Home News NewsBrands Ireland Launches Press Pass Initiative

NewsBrands Ireland Launches Press Pass Initiative

NewsBrands Ireland Launches Press Pass Initiative

NewsBrands Ireland has launched the seventh year of Press Pass, its news literacy and student journalism Transition Year programme. Over 80,000 students have benefited from the free schools programme so far and interested schools are being invited to register for this year’s Press Pass at www.presspass.ie

With the full support of the Department of Education, Press Pass seeks to improve news literacy and critical thinking skills while helping students to develop a deeper understanding of news media and how it communicates about the world around them.

Through Press Pass, students become familiar with a variety of language types (information, argument, narration, persuasion) that they will encounter during the Leaving Certificate English programme. Students also learn to analyse content and are asked to think and form opinions about important social issues.
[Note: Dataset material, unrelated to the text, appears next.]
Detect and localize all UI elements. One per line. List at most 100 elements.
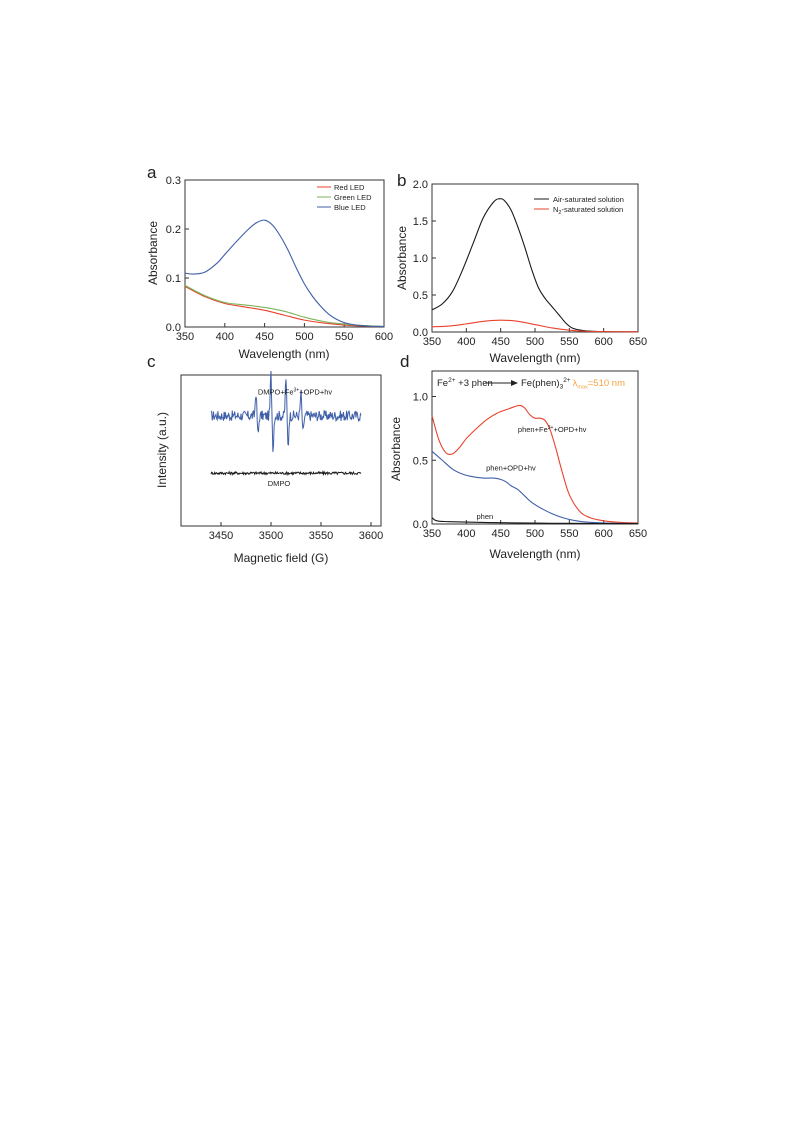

Participating schools receive free newspapers, a Teacher’s Lesson Plan and a specially created student workbook. Students are encouraged to engage with the newspapers in the classroom, to analyse them and then to create their own original journalism, the best of which is entered into a national competition. Categories include: News, Features, Opinion, Sport, and Photojournalism. This year also sees the addition of two new categories – the ‘School Newspaper Competition’ and the ‘News Literacy Student Challenge’.

The ‘School Newspaper Competition’ will allow the whole class to take part in this fun and educational project which will give students a hands-on experience of the news publishing process. Teachers can take the role of Editor-in-Chief and assign roles to students such as researchers, writers, photographers, videographers, sub editors, reporters, and designers. Further category details can be read here

Press Pass gives students the opportunity to gain a greater understanding of the media, how it works and who to trust by learning to do journalism themselves. If a student knows how good journalism is made, then they are better equipped to interrogate the information that bombards them daily. The ‘News Literacy Student Challenge’ invites students, either individually or as a class, to teach their newly acquired news literacy skills to junior students or an older relative.  Research has found that the best way to understand a concept is to explain it to someone else. In what scientists have dubbed “the protégé effect”, students enlisted to tutor others, work harder to understand the material, recall it more accurately and apply it more effectively.

The chairman of the Press Pass programme  is former Irish Times journalist and  Professor Emeritus at the School of Media, DIT, Michael Foley.